I buy fresh gnocchi from a pasta maker at the farmers' market as well. Throw them right in a well-seasoned pan with some clarified butter, toss and let them brown on each side, no boiling. This is not a typo.
fresh shell beans (try a mix of fava, cranberry beans, butter beans), shelled, roughly three cups of beans
1 pound fresh gnocchi
1/2 pound chanterelle mushrooms (optional - if you can't get chanterelles, skip the mushrooms)
a few sprigs of fresh thyme, leaves only
3 medium shallots, thinly sliced
a big handful of small cherry tomatoes, halved
clarified butter or extra virgin olive oil
splash of cream (optional)
freshly grated parmesan (optional)
Take the shelled beans and cook each type of bean in its own pot of water. They will take between 10 and 20 minutes to cook (taste to tell when they are done). Drain and salt to taste. Set aside. See header notes re: fava beans.
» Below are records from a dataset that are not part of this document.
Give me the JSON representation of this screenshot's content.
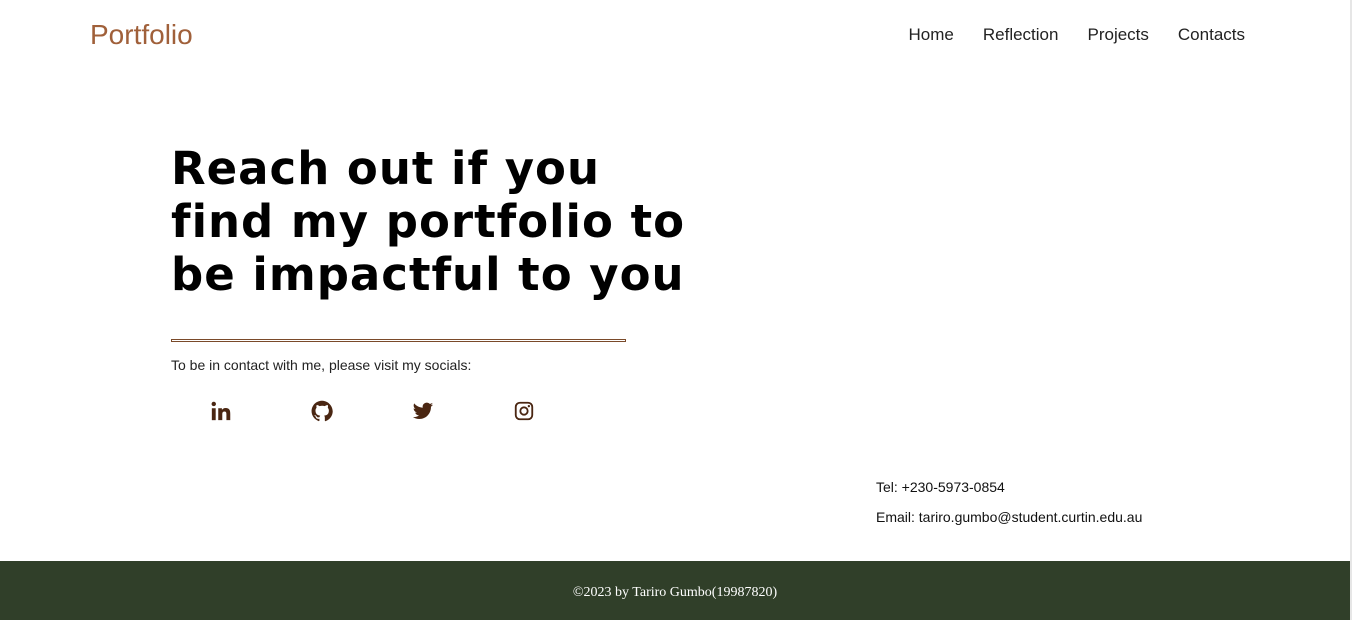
{
  "header": {
    "brand": "Portfolio",
    "nav": [
      {
        "label": "Home"
      },
      {
        "label": "Reflection"
      },
      {
        "label": "Projects"
      },
      {
        "label": "Contacts"
      }
    ]
  },
  "main": {
    "headline": "Reach out if you find my portfolio to be impactful to you",
    "socials_text": "To be in contact with me, please visit my socials:",
    "socials": [
      {
        "icon": "linkedin-icon"
      },
      {
        "icon": "github-icon"
      },
      {
        "icon": "twitter-icon"
      },
      {
        "icon": "instagram-icon"
      }
    ],
    "tel": "Tel: +230-5973-0854",
    "email": "Email: tariro.gumbo@student.curtin.edu.au"
  },
  "footer": {
    "text": "©2023 by Tariro Gumbo(19987820)"
  },
  "colors": {
    "brand": "#a0603a",
    "icon": "#4a2612",
    "footer_bg": "#303f29"
  }
}
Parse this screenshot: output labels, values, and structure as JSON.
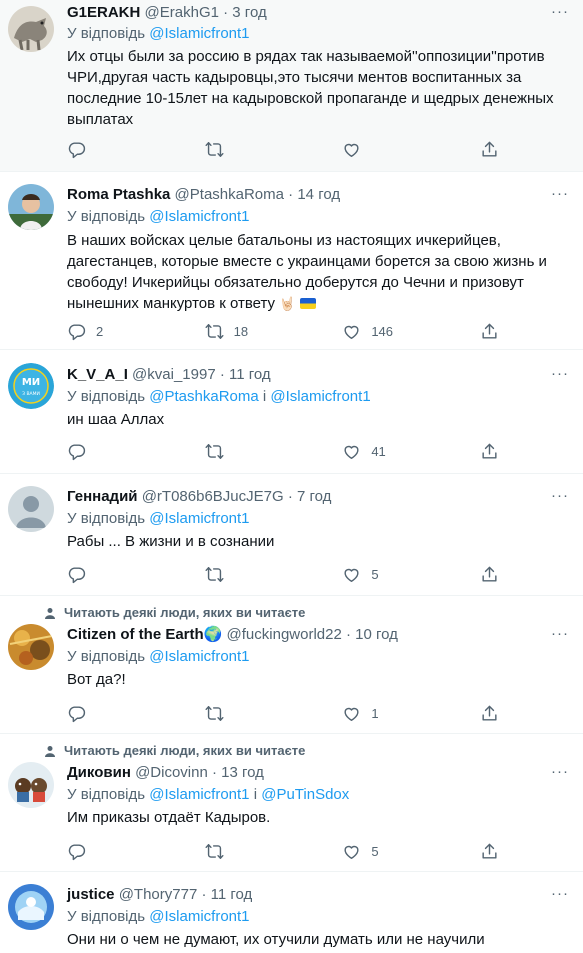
{
  "ui": {
    "reply_prefix": "У відповідь",
    "and_word": "і",
    "more_glyph": "···",
    "social_context": "Читають деякі люди, яких ви читаєте"
  },
  "tweets": [
    {
      "name": "G1ERAKH",
      "handle": "@ErakhG1",
      "time": "3 год",
      "reply_to": [
        "@Islamicfront1"
      ],
      "text": "Их отцы были за россию в рядах так называемой''оппозиции''против ЧРИ,другая часть кадыровцы,это тысячи ментов воспитанных за последние 10-15лет на кадыровской пропаганде и щедрых денежных выплатах",
      "replies": "",
      "retweets": "",
      "likes": ""
    },
    {
      "name": "Roma Ptashka",
      "handle": "@PtashkaRoma",
      "time": "14 год",
      "reply_to": [
        "@Islamicfront1"
      ],
      "text": "В наших войсках целые батальоны из настоящих ичкерийцев, дагестанцев, которые вместе с украинцами борется за свою жизнь и свободу! Ичкерийцы обязательно доберутся до Чечни и призовут нынешних манкуртов к ответу",
      "emoji": "🤘🏻",
      "replies": "2",
      "retweets": "18",
      "likes": "146"
    },
    {
      "name": "K_V_A_I",
      "handle": "@kvai_1997",
      "time": "11 год",
      "reply_to": [
        "@PtashkaRoma",
        "@Islamicfront1"
      ],
      "text": "ин шаа Аллах",
      "avatar_text": [
        "МИ",
        "З ВАМИ"
      ],
      "replies": "",
      "retweets": "",
      "likes": "41"
    },
    {
      "name": "Геннадий",
      "handle": "@rT086b6BJucJE7G",
      "time": "7 год",
      "reply_to": [
        "@Islamicfront1"
      ],
      "text": "Рабы ... В жизни и в сознании",
      "replies": "",
      "retweets": "",
      "likes": "5"
    },
    {
      "name": "Citizen of the Earth",
      "handle": "@fuckingworld22",
      "time": "10 год",
      "reply_to": [
        "@Islamicfront1"
      ],
      "text": "Вот да?!",
      "replies": "",
      "retweets": "",
      "likes": "1"
    },
    {
      "name": "Диковин",
      "handle": "@Dicovinn",
      "time": "13 год",
      "reply_to": [
        "@Islamicfront1",
        "@PuTinSdox"
      ],
      "text": "Им приказы отдаёт Кадыров.",
      "replies": "",
      "retweets": "",
      "likes": "5"
    },
    {
      "name": "justice",
      "handle": "@Thory777",
      "time": "11 год",
      "reply_to": [
        "@Islamicfront1"
      ],
      "text": "Они ни о чем не думают, их отучили думать или не научили"
    }
  ],
  "colors": {
    "link": "#1d9bf0",
    "muted": "#536471",
    "text": "#0f1419",
    "highlight_bg": "#f7f9f9"
  },
  "icons": [
    "reply-icon",
    "retweet-icon",
    "like-icon",
    "share-icon",
    "more-icon",
    "person-icon",
    "globe-emoji",
    "ukraine-flag"
  ]
}
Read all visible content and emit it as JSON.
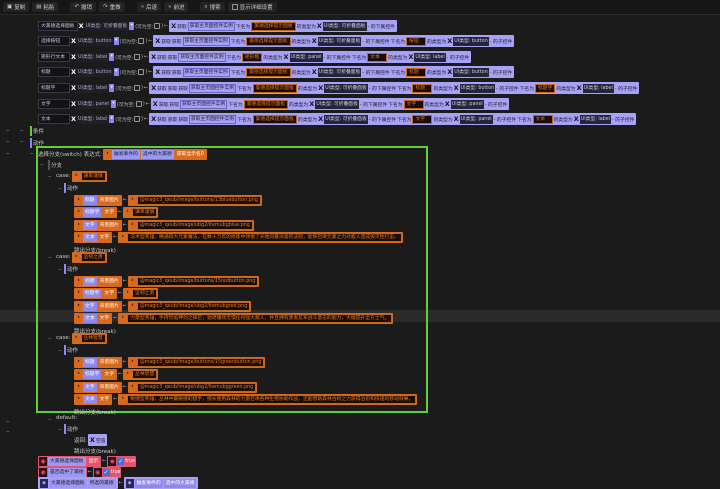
{
  "toolbar": {
    "items": [
      {
        "icon": "copy-icon",
        "label": "复制"
      },
      {
        "icon": "paste-icon",
        "label": "粘贴"
      },
      {
        "icon": "undo-icon",
        "label": "撤销"
      },
      {
        "icon": "redo-icon",
        "label": "重做"
      },
      {
        "icon": "back-icon",
        "label": "后退"
      },
      {
        "icon": "forward-icon",
        "label": "前进"
      },
      {
        "icon": "search-icon",
        "label": "搜索"
      }
    ],
    "detail_checkbox": "显示详细设置"
  },
  "vars": [
    {
      "name": "大美德选择面板",
      "type": "UI类型: 可折叠面板",
      "chain": [
        [
          "x",
          ""
        ],
        [
          "txt",
          "获取"
        ],
        [
          "inner",
          "获取主页面控件实例"
        ],
        [
          "txt",
          "下名为"
        ],
        [
          "str",
          "美德选择提示面板"
        ],
        [
          "txt",
          "的类型为"
        ],
        [
          "x",
          ""
        ],
        [
          "typ",
          "UI类型: 可折叠面板"
        ],
        [
          "txt",
          "- 的下属控件"
        ]
      ]
    },
    {
      "name": "选择按钮",
      "type": "UI类型: button",
      "chain": [
        [
          "x",
          ""
        ],
        [
          "txt",
          "获取"
        ],
        [
          "txt",
          "获取"
        ],
        [
          "inner",
          "获取主页面控件实例"
        ],
        [
          "txt",
          "下名为"
        ],
        [
          "str",
          "美德选择提示面板"
        ],
        [
          "txt",
          "的类型为"
        ],
        [
          "x",
          ""
        ],
        [
          "typ",
          "UI类型: 可折叠面板"
        ],
        [
          "txt",
          "- 的下属控件"
        ],
        [
          "txt",
          "下名为"
        ],
        [
          "str",
          "按钮"
        ],
        [
          "txt",
          "的类型为"
        ],
        [
          "x",
          ""
        ],
        [
          "typ",
          "UI类型: button"
        ],
        [
          "txt",
          "- 的子控件"
        ]
      ]
    },
    {
      "name": "矩形行文本",
      "type": "UI类型: label",
      "chain": [
        [
          "x",
          ""
        ],
        [
          "txt",
          "获取"
        ],
        [
          "txt",
          "获取"
        ],
        [
          "inner",
          "获取主页面控件实例"
        ],
        [
          "txt",
          "下名为"
        ],
        [
          "str",
          "矩形框"
        ],
        [
          "txt",
          "的类型为"
        ],
        [
          "x",
          ""
        ],
        [
          "typ",
          "UI类型: panel"
        ],
        [
          "txt",
          "- 的下属控件"
        ],
        [
          "txt",
          "下名为"
        ],
        [
          "str",
          "文本"
        ],
        [
          "txt",
          "的类型为"
        ],
        [
          "x",
          ""
        ],
        [
          "typ",
          "UI类型: label"
        ],
        [
          "txt",
          "- 的子控件"
        ]
      ]
    },
    {
      "name": "标题",
      "type": "UI类型: button",
      "chain": [
        [
          "x",
          ""
        ],
        [
          "txt",
          "获取"
        ],
        [
          "txt",
          "获取"
        ],
        [
          "inner",
          "获取主页面控件实例"
        ],
        [
          "txt",
          "下名为"
        ],
        [
          "str",
          "美德选择提示面板"
        ],
        [
          "txt",
          "的类型为"
        ],
        [
          "x",
          ""
        ],
        [
          "typ",
          "UI类型: 可折叠面板"
        ],
        [
          "txt",
          "- 的下属控件"
        ],
        [
          "txt",
          "下名为"
        ],
        [
          "str",
          "标题"
        ],
        [
          "txt",
          "的类型为"
        ],
        [
          "x",
          ""
        ],
        [
          "typ",
          "UI类型: button"
        ],
        [
          "txt",
          "- 的子控件"
        ]
      ]
    },
    {
      "name": "标题字",
      "type": "UI类型: label",
      "chain": [
        [
          "x",
          ""
        ],
        [
          "txt",
          "获取"
        ],
        [
          "txt",
          "获取"
        ],
        [
          "txt",
          "获取"
        ],
        [
          "inner",
          "获取主页面控件实例"
        ],
        [
          "txt",
          "下名为"
        ],
        [
          "str",
          "美德选择提示面板"
        ],
        [
          "txt",
          "的类型为"
        ],
        [
          "x",
          ""
        ],
        [
          "typ",
          "UI类型: 可折叠面板"
        ],
        [
          "txt",
          "- 的下属控件"
        ],
        [
          "txt",
          "下名为"
        ],
        [
          "str",
          "标题"
        ],
        [
          "txt",
          "的类型为"
        ],
        [
          "x",
          ""
        ],
        [
          "typ",
          "UI类型: button"
        ],
        [
          "txt",
          "- 的子控件"
        ],
        [
          "txt",
          "下名为"
        ],
        [
          "str",
          "标题字"
        ],
        [
          "txt",
          "的类型为"
        ],
        [
          "x",
          ""
        ],
        [
          "typ",
          "UI类型: label"
        ],
        [
          "txt",
          "- 的子控件"
        ]
      ]
    },
    {
      "name": "文字",
      "type": "UI类型: panel",
      "chain": [
        [
          "x",
          ""
        ],
        [
          "txt",
          "获取"
        ],
        [
          "txt",
          "获取"
        ],
        [
          "inner",
          "获取主页面控件实例"
        ],
        [
          "txt",
          "下名为"
        ],
        [
          "str",
          "美德选择提示面板"
        ],
        [
          "txt",
          "的类型为"
        ],
        [
          "x",
          ""
        ],
        [
          "typ",
          "UI类型: 可折叠面板"
        ],
        [
          "txt",
          "- 的下属控件"
        ],
        [
          "txt",
          "下名为"
        ],
        [
          "str",
          "文字"
        ],
        [
          "txt",
          "的类型为"
        ],
        [
          "x",
          ""
        ],
        [
          "typ",
          "UI类型: panel"
        ],
        [
          "txt",
          "- 的子控件"
        ]
      ]
    },
    {
      "name": "文本",
      "type": "UI类型: label",
      "chain": [
        [
          "x",
          ""
        ],
        [
          "txt",
          "获取"
        ],
        [
          "txt",
          "获取"
        ],
        [
          "txt",
          "获取"
        ],
        [
          "inner",
          "获取主页面控件实例"
        ],
        [
          "txt",
          "下名为"
        ],
        [
          "str",
          "美德选择提示面板"
        ],
        [
          "txt",
          "的类型为"
        ],
        [
          "x",
          ""
        ],
        [
          "typ",
          "UI类型: 可折叠面板"
        ],
        [
          "txt",
          "- 的下属控件"
        ],
        [
          "txt",
          "下名为"
        ],
        [
          "str",
          "文字"
        ],
        [
          "txt",
          "的类型为"
        ],
        [
          "x",
          ""
        ],
        [
          "typ",
          "UI类型: panel"
        ],
        [
          "txt",
          "- 的子控件"
        ],
        [
          "txt",
          "下名为"
        ],
        [
          "str",
          "文本"
        ],
        [
          "txt",
          "的类型为"
        ],
        [
          "x",
          ""
        ],
        [
          "typ",
          "UI类型: label"
        ],
        [
          "txt",
          "- 的子控件"
        ]
      ]
    }
  ],
  "nullable_label": "(可为空:",
  "condition_label": "条件",
  "action_label": "动作",
  "switch": {
    "label": "选择分支(switch) 表达式:",
    "expr": [
      "触发事件的",
      "选中的大美德",
      "获取显示名0"
    ],
    "branch_label": "分支",
    "case_label": "case:",
    "break_label": "跳出分支(break)",
    "cases": [
      {
        "value": "谦卑谨慎",
        "items": [
          [
            "标题",
            "背景图片",
            "@magic3_qeub/image/buttons/13bluebutton.png"
          ],
          [
            "标题字",
            "文字",
            "谦卑谨慎"
          ],
          [
            "文字",
            "背景图片",
            "@magic3_qeub/image/ubg2/itemubgblue.png"
          ],
          [
            "文本",
            "文字",
            "法术型英雄，精通四大元素魔法，在数十万年的修炼中领悟了天地间最深奥的法则，能够召唤元素之力对敌人造成毁灭性打击。"
          ]
        ]
      },
      {
        "value": "坚韧之勇",
        "items": [
          [
            "标题",
            "背景图片",
            "@magic3_qeub/image/buttons/15redbutton.png"
          ],
          [
            "标题字",
            "文字",
            "坚韧之勇"
          ],
          [
            "文字",
            "背景图片",
            "@magic3_qeub/image/ubg2/itemubgred.png"
          ],
          [
            "文本",
            "文字",
            "力量型英雄，手持烈焰神剑之锋芒，驰骋疆场无惧任何强大敌人，并且拥有激发友军战斗意志的能力，大幅提升全方士气。"
          ]
        ]
      },
      {
        "value": "丛林智慧",
        "items": [
          [
            "标题",
            "背景图片",
            "@magic3_qeub/image/buttons/15greenbutton.png"
          ],
          [
            "标题字",
            "文字",
            "丛林智慧"
          ],
          [
            "文字",
            "背景图片",
            "@magic3_qeub/image/ubg2/itemubggreen.png"
          ],
          [
            "文本",
            "文字",
            "敏捷型英雄，丛林中最敏捷的猎手，擅长使用森林的力量召唤各种生物协助作战，还能借助森林古树之力获得治愈和快速的移动效果。"
          ]
        ]
      }
    ],
    "default_label": "default:",
    "return_label": "返回:",
    "return_value": "空值"
  },
  "bottom": [
    {
      "target": "大美德选择面板",
      "prop": "显示",
      "value": "true"
    },
    {
      "target": "是否选中了美德",
      "value": "true"
    },
    {
      "target": "大美德选择面板",
      "prop": "所选的美德",
      "src": [
        "触发事件的",
        "选中的大美德"
      ]
    }
  ]
}
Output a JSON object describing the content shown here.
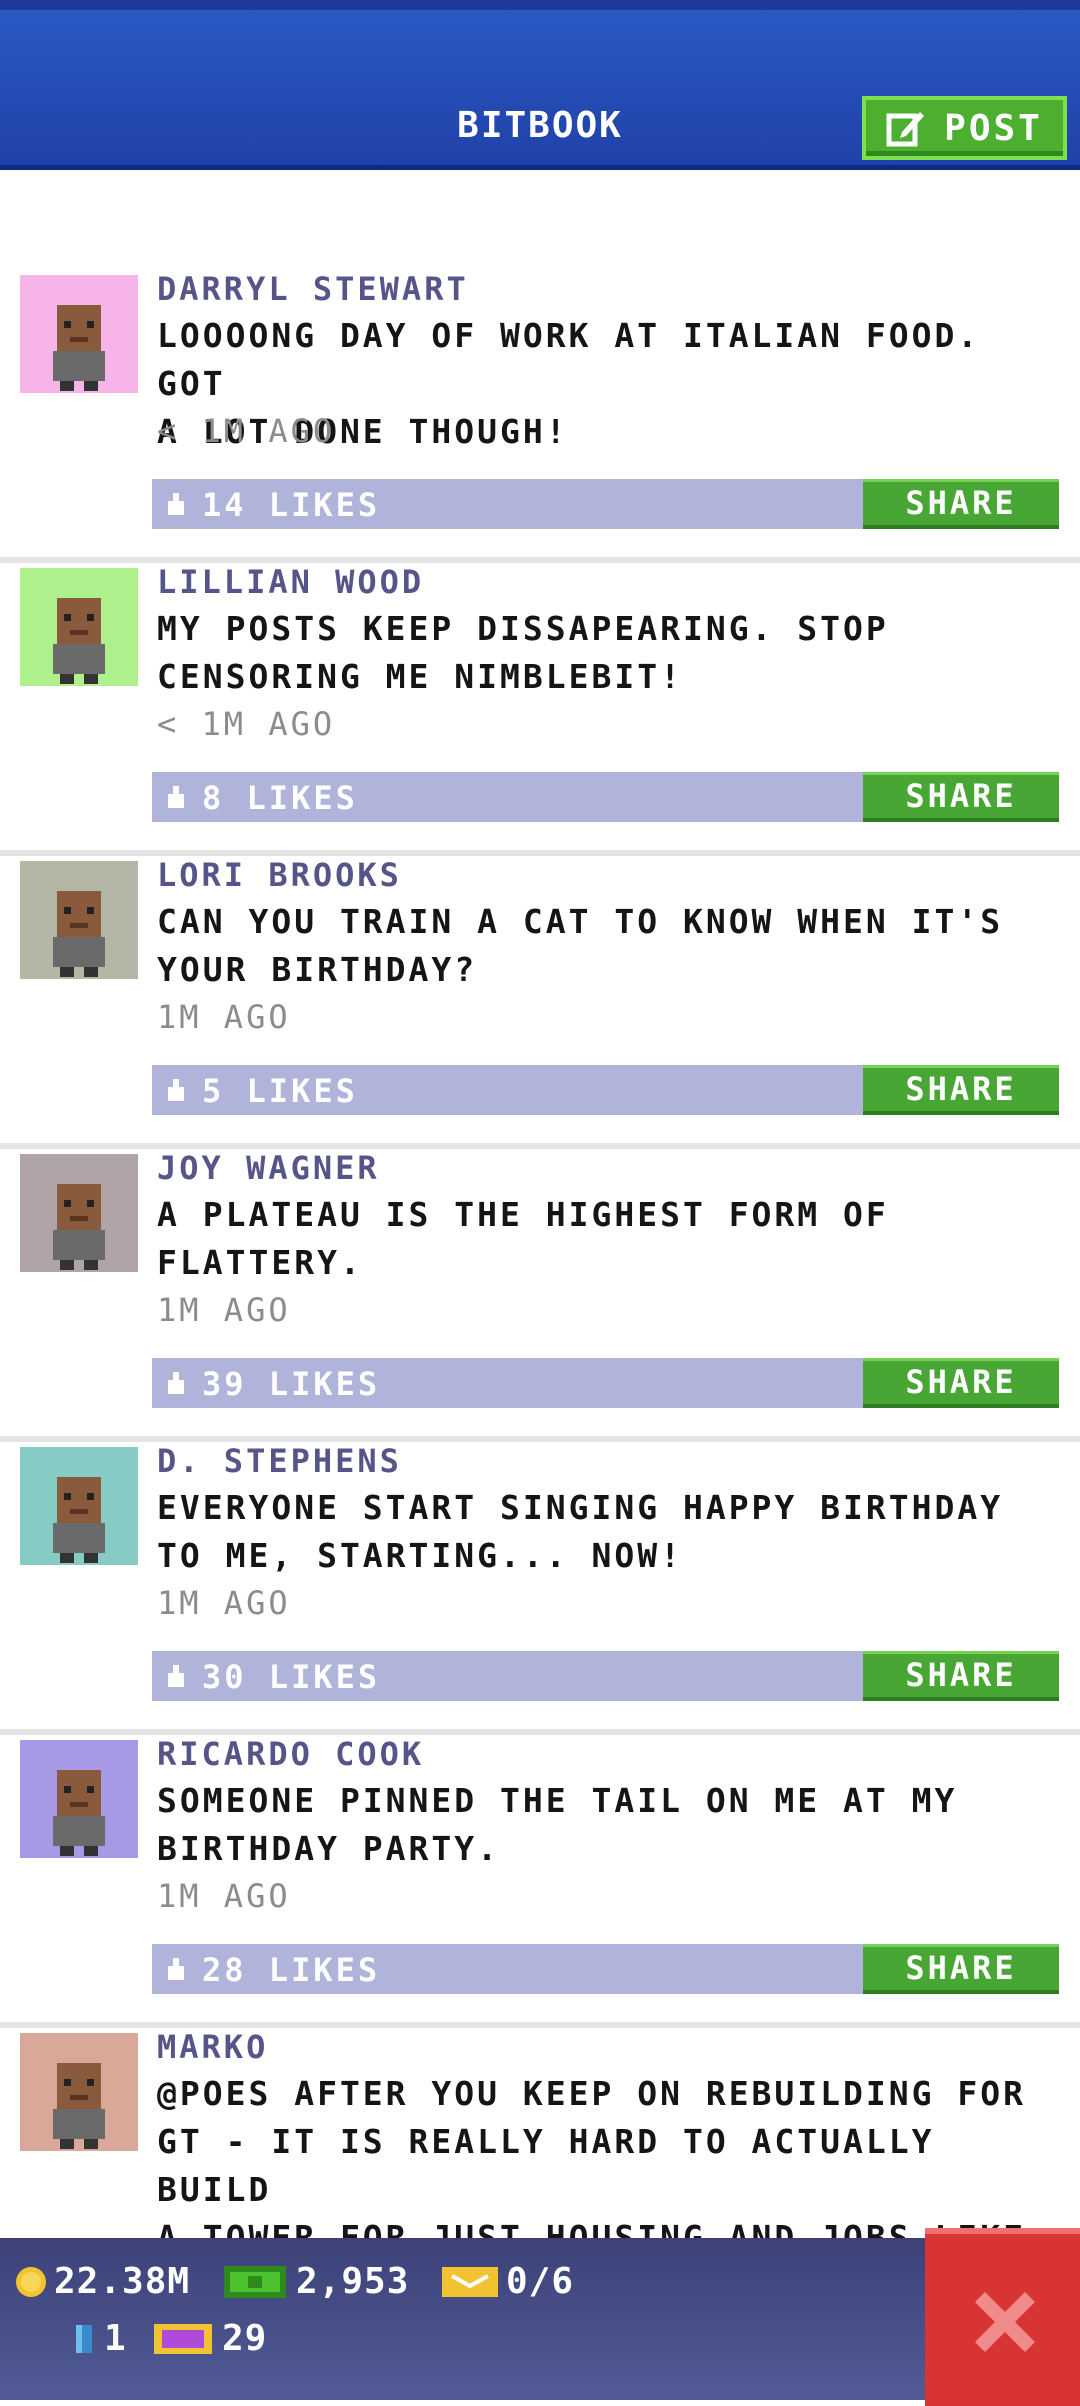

Heat a couple tablespoons of clarified butter (or olive oil) in a large well-seasoned (or non-stick) skillet over medium-high heat. Add the gnocchi in a single layer and toss to coat with the butter. Let them cook until they are golden brown on the bottoms and then use a metal spatula to flip the gnocchi. Cook until they are golden all over. Salt, transfer to a platter and set aside.
Clean out that same big skillet, add a bit more butter or oil, and over medium-high heat saute the mushrooms, shallots and thyme along with a few pinches of salt and pepper. The mushrooms will release a bit of moisture, keep cooking, and let them get a bit of color (another minute or two).
Toss the cooked shell beans into the skillet with the mushrooms, add the tomatoes and cook for another few seconds. Remove from heat and stir in a splash of cream if you like. Pour the beans and mushrooms over the gnocchi and sprinkle with grated parmesan.
Serve family style on a big plate or platter.